Een document waarin is omschreven waaraan de waterstaatswerken naar ligging, vorm, afmeting en constructie moeten voldoen als bedoeld in artikel 2.39 Omgevingswet;

Hoogheemraadschap:

Het Hoogheemraadschap van Schieland en de Krimpenerwaard;

Treasuryparagraaf:

Het gelijknamige onderdeel van de toelichting op de jaarlijkse programmabegroting van het Hoogheemraadschap waarin de geplande activiteiten worden vermeld die betrekking hebben op het besturen en beheersen van, het verantwoorden over en het toezicht houden op de financiële vermogenswaarden, de financiële stromen, de financiële posities en de hieraan verbonden risico's.

Verenigde vergadering:

Het algemeen bestuur van het Hoogheemraadschap als bedoeld in artikelen 10 en 12 Waterschapswet en artikel 8 Reglement van bestuur;

Reglement van bestuur:

Het Reglement van bestuur voor het hoogheemraadschap van Schieland en de Krimpenerwaard.
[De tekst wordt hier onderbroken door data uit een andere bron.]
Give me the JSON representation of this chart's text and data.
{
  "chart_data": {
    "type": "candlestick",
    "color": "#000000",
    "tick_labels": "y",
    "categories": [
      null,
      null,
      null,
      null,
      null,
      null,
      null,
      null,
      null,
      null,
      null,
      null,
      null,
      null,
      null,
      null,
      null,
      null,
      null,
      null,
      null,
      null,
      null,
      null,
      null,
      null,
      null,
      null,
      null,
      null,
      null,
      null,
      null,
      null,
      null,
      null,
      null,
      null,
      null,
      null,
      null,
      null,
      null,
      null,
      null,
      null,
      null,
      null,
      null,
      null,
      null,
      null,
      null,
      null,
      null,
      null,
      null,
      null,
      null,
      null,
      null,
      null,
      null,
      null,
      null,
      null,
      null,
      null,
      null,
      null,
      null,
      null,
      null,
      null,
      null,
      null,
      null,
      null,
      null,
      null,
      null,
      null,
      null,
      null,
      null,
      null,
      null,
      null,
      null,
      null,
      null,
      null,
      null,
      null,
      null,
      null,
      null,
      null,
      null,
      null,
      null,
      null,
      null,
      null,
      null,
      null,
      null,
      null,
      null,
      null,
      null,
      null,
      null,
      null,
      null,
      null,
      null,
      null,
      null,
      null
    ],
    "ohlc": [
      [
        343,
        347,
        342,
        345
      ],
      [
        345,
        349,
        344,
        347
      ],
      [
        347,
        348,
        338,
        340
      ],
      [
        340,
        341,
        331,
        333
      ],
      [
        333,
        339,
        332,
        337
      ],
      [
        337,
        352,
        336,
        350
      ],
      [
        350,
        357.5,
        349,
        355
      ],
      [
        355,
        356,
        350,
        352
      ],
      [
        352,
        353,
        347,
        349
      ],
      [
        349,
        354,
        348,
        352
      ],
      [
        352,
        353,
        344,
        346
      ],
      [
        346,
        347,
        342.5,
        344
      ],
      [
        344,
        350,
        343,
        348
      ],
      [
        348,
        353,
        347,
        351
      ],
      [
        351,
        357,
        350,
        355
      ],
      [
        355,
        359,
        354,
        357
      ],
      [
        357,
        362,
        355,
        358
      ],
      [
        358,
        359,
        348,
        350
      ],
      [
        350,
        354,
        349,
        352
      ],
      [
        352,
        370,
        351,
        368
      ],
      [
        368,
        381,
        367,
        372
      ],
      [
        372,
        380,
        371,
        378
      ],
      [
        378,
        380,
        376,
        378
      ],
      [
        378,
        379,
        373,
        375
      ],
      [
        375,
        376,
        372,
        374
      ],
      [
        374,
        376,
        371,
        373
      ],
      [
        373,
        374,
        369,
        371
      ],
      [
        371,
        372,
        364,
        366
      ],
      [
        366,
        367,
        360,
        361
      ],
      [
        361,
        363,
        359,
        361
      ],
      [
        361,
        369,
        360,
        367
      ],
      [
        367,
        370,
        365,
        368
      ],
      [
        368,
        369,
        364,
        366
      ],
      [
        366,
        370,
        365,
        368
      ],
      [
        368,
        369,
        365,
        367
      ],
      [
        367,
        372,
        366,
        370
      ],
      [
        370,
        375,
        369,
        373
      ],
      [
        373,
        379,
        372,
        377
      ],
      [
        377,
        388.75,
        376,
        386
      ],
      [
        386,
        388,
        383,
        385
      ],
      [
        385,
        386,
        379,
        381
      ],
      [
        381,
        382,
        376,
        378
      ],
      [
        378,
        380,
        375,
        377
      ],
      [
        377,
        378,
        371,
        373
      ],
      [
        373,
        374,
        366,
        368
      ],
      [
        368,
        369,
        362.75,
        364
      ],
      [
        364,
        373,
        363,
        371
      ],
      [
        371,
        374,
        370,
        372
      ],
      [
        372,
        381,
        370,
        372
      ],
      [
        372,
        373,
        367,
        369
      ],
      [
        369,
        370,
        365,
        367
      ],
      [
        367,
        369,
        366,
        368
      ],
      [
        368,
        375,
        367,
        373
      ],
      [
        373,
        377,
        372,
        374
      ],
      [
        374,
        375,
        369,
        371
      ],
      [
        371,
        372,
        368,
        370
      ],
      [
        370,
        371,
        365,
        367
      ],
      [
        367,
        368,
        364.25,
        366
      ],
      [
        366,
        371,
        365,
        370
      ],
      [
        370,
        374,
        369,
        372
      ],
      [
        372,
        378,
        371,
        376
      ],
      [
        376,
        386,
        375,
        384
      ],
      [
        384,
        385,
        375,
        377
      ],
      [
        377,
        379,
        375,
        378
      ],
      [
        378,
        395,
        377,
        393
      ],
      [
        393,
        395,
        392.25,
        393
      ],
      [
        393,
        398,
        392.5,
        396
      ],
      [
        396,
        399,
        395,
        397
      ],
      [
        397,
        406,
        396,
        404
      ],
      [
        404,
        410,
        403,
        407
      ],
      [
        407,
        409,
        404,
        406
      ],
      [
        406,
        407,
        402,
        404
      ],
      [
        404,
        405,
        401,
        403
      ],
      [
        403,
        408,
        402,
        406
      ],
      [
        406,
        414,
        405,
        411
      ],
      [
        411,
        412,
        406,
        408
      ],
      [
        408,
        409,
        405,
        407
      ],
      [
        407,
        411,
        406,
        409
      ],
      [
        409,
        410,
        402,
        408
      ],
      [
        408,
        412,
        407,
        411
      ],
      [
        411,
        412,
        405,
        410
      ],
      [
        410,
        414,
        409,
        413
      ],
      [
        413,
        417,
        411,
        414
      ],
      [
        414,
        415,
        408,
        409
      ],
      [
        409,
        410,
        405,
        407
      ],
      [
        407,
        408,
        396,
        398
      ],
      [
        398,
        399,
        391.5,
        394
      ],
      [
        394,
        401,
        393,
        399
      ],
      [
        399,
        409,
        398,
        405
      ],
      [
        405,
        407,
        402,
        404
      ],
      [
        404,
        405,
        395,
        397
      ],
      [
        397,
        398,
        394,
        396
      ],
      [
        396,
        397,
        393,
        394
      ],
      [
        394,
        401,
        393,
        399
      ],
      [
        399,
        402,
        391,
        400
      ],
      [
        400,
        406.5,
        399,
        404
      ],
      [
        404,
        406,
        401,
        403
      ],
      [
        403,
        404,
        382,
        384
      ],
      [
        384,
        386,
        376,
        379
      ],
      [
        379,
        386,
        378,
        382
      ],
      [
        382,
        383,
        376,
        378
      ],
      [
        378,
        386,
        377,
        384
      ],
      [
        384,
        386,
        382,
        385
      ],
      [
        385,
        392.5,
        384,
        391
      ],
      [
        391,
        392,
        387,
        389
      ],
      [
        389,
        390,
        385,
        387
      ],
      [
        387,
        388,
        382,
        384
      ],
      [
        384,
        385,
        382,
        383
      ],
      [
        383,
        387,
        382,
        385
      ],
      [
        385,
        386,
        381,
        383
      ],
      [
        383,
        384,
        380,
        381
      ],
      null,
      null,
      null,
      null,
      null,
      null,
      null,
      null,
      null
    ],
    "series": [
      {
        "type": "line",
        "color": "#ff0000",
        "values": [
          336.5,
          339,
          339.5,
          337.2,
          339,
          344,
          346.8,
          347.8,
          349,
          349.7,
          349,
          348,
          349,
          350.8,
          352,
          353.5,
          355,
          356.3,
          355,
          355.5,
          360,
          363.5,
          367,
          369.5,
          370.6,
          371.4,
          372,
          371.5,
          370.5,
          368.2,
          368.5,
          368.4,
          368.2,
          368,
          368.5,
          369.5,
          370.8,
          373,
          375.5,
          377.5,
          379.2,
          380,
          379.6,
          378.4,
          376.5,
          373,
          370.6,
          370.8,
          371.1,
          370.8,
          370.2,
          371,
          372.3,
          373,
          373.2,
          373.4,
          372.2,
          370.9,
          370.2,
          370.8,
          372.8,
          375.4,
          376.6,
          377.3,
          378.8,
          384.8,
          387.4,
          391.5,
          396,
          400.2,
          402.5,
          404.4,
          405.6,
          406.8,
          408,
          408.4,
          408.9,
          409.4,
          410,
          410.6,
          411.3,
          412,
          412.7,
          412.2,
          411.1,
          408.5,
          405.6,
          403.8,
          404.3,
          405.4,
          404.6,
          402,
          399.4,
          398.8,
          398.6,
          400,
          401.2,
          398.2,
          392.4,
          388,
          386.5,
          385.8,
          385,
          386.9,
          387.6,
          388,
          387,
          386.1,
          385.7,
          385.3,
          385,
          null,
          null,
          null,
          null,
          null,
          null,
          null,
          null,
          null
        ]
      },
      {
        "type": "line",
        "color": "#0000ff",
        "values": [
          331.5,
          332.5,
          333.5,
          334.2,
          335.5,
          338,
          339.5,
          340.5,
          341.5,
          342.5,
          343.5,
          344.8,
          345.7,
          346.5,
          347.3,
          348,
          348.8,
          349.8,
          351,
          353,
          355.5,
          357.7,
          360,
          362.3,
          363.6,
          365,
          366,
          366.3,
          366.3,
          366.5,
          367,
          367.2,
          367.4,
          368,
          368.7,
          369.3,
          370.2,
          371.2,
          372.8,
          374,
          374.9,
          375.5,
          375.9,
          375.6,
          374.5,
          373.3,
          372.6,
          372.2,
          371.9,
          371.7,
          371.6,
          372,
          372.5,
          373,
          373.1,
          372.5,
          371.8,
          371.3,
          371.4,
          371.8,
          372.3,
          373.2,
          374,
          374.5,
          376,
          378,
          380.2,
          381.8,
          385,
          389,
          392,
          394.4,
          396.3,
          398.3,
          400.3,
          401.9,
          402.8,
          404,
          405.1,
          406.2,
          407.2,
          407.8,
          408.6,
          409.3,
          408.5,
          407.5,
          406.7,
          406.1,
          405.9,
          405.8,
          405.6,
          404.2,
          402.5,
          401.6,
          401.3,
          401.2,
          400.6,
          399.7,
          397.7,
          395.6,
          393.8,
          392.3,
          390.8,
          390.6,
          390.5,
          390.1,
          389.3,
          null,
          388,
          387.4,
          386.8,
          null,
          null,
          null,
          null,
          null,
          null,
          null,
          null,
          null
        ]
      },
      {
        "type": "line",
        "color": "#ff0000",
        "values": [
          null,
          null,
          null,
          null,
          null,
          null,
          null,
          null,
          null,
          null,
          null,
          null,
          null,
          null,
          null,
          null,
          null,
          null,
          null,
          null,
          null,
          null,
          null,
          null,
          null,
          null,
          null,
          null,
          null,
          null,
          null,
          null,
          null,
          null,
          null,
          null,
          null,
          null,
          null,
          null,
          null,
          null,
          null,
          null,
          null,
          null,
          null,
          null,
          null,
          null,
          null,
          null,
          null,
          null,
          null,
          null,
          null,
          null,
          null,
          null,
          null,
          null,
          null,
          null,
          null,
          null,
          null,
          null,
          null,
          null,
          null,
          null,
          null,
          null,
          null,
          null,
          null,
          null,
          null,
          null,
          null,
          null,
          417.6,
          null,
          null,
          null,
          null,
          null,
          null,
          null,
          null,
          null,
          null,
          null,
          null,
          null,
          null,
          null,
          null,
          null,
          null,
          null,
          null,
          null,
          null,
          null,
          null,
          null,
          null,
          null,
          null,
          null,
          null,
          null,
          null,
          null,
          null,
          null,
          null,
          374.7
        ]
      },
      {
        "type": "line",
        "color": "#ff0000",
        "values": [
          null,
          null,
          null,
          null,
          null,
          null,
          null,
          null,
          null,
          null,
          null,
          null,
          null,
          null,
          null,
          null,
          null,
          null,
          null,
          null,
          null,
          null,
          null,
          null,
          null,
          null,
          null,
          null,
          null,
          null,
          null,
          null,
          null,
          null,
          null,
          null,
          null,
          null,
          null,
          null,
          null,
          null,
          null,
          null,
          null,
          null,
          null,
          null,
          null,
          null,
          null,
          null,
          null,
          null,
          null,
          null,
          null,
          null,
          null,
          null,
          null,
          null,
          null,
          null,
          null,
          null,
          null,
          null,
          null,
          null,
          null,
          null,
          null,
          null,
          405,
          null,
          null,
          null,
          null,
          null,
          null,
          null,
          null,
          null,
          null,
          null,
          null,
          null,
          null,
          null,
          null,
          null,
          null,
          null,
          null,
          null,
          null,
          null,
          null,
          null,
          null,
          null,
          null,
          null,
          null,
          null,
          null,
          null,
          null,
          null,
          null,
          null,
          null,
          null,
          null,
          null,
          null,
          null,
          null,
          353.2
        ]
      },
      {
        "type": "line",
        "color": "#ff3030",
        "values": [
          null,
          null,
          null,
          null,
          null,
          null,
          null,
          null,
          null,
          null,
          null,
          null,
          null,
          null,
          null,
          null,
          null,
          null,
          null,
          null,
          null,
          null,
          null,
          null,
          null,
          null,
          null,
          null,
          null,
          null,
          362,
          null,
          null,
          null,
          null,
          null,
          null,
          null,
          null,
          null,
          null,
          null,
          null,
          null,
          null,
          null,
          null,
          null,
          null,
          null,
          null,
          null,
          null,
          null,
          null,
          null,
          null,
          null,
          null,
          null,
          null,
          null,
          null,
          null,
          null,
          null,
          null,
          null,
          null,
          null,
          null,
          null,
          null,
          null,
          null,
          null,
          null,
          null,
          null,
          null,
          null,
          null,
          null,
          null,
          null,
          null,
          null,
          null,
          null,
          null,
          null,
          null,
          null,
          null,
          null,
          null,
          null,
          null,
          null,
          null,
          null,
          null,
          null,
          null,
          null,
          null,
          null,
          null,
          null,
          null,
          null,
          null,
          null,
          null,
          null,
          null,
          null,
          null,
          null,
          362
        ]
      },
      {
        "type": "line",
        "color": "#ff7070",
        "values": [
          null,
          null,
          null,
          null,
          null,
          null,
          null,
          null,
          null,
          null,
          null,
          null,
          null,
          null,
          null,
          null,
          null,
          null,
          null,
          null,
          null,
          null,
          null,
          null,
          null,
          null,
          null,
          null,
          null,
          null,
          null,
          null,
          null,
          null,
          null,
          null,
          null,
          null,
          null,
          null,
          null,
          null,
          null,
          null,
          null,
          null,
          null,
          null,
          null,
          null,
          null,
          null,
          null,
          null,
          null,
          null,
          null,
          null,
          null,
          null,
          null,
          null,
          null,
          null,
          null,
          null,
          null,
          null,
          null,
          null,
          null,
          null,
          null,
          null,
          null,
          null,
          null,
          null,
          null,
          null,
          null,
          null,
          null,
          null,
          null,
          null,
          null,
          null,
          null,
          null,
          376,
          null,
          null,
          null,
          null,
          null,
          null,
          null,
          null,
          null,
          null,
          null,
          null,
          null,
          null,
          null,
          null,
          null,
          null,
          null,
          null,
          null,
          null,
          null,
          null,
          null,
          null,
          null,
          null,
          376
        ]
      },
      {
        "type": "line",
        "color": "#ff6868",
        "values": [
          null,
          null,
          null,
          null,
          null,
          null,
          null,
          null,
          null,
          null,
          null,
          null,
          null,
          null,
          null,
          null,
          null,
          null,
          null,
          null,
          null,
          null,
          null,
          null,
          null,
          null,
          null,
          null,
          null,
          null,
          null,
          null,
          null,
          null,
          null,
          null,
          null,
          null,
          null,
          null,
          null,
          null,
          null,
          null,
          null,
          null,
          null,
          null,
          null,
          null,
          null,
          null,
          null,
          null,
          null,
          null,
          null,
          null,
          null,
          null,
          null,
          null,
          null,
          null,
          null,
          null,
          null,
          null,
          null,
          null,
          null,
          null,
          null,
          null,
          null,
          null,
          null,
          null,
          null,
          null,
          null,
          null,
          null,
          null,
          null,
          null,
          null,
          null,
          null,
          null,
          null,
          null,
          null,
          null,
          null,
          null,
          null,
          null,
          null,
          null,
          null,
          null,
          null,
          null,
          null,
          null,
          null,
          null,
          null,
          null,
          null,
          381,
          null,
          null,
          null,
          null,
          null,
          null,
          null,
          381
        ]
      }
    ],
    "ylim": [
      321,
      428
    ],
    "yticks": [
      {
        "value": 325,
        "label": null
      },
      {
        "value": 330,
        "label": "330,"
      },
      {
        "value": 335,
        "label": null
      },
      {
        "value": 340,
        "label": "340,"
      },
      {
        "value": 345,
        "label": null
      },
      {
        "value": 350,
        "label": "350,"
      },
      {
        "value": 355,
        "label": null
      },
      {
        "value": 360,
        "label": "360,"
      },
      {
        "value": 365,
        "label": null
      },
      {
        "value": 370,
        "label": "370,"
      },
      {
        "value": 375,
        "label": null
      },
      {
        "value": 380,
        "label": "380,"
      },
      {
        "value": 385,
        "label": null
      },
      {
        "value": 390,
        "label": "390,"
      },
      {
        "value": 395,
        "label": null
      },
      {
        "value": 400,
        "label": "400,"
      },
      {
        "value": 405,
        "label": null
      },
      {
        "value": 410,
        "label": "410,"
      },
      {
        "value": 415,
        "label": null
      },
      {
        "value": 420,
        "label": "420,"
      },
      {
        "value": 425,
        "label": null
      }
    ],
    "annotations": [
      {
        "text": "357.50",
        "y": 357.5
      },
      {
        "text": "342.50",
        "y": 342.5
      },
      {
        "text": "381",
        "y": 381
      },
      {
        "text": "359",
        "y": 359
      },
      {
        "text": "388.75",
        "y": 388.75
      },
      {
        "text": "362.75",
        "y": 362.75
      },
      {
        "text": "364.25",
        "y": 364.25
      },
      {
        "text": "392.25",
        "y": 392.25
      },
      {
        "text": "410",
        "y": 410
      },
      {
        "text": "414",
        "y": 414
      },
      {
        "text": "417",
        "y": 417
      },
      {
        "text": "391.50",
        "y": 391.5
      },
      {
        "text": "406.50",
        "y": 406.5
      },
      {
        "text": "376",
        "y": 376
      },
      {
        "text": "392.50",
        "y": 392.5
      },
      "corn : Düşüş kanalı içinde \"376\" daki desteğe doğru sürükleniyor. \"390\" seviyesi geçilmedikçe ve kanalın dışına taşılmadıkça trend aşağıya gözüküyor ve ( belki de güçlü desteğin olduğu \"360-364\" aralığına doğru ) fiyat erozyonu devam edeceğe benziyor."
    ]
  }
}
§ 2 Gedelegeerde bevoegdheden

Artikel 2 Juridische procedures

De verenigde vergadering delegeert aan dijkgraaf en hoogheemraden de bevoegdheid tot:

  • a.

    het voeren van verweer in bezwaarprocedures die tegen het hoogheemraadschap zijn ingesteld.

  • b.

    het voeren van gerechtelijke procedures bij de bestuursrechter, de belastingrechter, de burgerlijke rechter en de strafrechter, alsmede het nemen van besluiten gedurende dergelijke procedures, met inbegrip van de procedures bij het Hof van Justitie van de Europese Unie en de procedures bij het Europese Hof voor de Rechten van de Mens.

  • c.

    het starten en voeren van bezwaarprocedures tegen besluiten van andere overheden.

  • d.

    het indienen van inspraakreacties, zienswijzen en adviezen in procedures ter voorbereiding van besluiten van andere overheden.

  • e.

    het aangaan van schriftelijke overeenkomsten en het voeren van gedingen voor buitengerechtelijke instanties, ter voorkoming of beëindiging van privaatrechtelijke - of publiekrechtelijke geschillen.

Artikel 3 Financiën

De verenigde vergadering delegeert aan dijkgraaf en hoogheemraden de bevoegdheid tot:

  • a.

    het aangaan van geldleningen met een looptijd van ten hoogste één jaar ter voorziening in de behoefte aan kasgeld tot tweemaal het bedrag dat in de programmabegroting van het betreffende begrotingsjaar als kasgeldlimiet wordt vastgesteld, met inachtneming van het bepaalde bij of krachtens de Wet financiering decentrale overheden.

  • b.

    het aangaan van vaste geldleningen ter voorziening in de financieringsbehoefte, met inachtneming van het bepaalde bij of krachtens de Wet financiering decentrale overheden.

  • c.

    het oninbaar verklaren van vorderingen op huurders, pachters of gebruikers van eigendommen van het hoogheemraadschap en andere zakelijke gerechtigden.

  • d.

    het beschikken over de posten onvoorziene uitgaven van de begroting van het hoogheemraadschap.

  • e.

    het indienen van zienswijzen op de (ontwerp-)begroting als bedoeld in de artikelen 50g, 68, 81 en 91 van de Wet gemeenschappelijke regelingen.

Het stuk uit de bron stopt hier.